The film’s 1987 setting allows the film to fit into its proper place within the broader Transformers series mythology, but it also makes the case that those other films may as well have never happened. Writer Christina Hodson and director Travis Knight have managed to sneak a personal, heartfelt piece of work in front of audiences who just wanted to see some robots smash each other into spare parts, which amounts to being a minor miracle in that it gives this franchise a reason to keep existing. Namely, by telling smaller, human-sized stories that allow the big, eye-popping action sequences to hold as much emotional weight as everything else.
Hailee Steinfeld, as Charlie, is such an improvement over previous human characters in the series that I almost forgot that the most recent Transformers featured Mark Wahlberg investigating King Arthur and Transformer-worshipping secret societies (seriously). Charlie’s brokenhearted hard edges compete with her young adult optimism to form a character that never could have existed during the Bay era of films. She’s bad at her amusement park job, loves The Smiths and Elvis Costello, gets kicked around by the mean girls and wants a car for her 18th birthday. Her working-class mom (the great Pamela Adlon) instead gets her a pink flowery bike helmet. An annoying little brother and dorky stepdad are a constant hassle. She’s still grieving the loss of her father and doesn’t know (or pretends not to) that the kid next door has a crush on her. She lives in her own head, and it’s rarely a very pleasant place to be.

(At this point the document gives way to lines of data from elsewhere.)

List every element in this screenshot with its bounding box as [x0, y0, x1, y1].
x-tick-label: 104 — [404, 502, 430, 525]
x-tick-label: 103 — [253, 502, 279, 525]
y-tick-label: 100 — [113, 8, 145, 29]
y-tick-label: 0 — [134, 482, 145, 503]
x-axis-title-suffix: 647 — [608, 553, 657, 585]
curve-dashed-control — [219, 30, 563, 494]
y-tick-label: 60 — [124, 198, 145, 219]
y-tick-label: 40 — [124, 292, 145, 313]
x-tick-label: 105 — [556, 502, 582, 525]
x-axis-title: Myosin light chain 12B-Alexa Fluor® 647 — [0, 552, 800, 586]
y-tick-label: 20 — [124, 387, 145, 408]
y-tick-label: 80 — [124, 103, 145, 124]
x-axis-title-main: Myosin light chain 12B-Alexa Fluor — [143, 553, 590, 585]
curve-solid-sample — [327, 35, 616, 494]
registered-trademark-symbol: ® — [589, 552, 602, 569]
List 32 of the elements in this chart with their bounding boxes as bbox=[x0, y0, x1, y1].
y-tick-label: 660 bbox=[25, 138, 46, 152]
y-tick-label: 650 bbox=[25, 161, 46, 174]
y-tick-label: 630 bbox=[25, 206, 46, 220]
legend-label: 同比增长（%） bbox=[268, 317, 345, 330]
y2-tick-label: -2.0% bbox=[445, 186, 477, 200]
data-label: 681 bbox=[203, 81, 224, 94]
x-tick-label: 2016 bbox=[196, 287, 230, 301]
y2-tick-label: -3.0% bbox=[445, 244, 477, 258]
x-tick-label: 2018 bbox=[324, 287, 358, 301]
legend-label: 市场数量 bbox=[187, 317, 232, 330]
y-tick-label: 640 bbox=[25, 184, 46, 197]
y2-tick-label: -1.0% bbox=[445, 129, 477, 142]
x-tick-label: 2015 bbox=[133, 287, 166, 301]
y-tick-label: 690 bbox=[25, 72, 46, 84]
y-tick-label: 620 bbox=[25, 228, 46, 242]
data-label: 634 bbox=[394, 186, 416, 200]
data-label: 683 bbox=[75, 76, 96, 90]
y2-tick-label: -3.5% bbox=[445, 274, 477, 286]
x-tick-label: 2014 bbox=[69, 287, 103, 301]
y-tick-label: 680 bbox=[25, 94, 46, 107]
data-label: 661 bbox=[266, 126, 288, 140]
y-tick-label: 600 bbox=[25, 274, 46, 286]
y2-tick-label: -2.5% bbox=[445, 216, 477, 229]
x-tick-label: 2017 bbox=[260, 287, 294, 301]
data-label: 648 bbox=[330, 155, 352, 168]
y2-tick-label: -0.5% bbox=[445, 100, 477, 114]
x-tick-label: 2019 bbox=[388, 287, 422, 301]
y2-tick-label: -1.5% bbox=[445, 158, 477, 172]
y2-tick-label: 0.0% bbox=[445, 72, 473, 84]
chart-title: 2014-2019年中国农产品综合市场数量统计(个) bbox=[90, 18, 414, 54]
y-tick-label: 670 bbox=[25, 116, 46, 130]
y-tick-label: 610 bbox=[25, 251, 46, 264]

In the stranded and mute Bumblebee, she finds something of a fellow wounded soul. They teach each other to take control of their own fates, to stand up for themselves, and they have each other’s backs, even when it seems as if no one else on Earth cares or even knows they exist. It’s all very standard coming-of-age stuff, absolutely, but done with such care and depth of feeling that John Hughes (or maybe his cooler, more blackhearted counterpart Savage Steve Holland) would be proud. The film’s attention to detail in its period setting, musical choices, set design and even the very ’80s-movie depiction of the cartoonish big bad military goons all add up to a complete and clear vision from the filmmakers. Again, all this for the Transformers prequel. It never had to be any good. Bumblebee is great.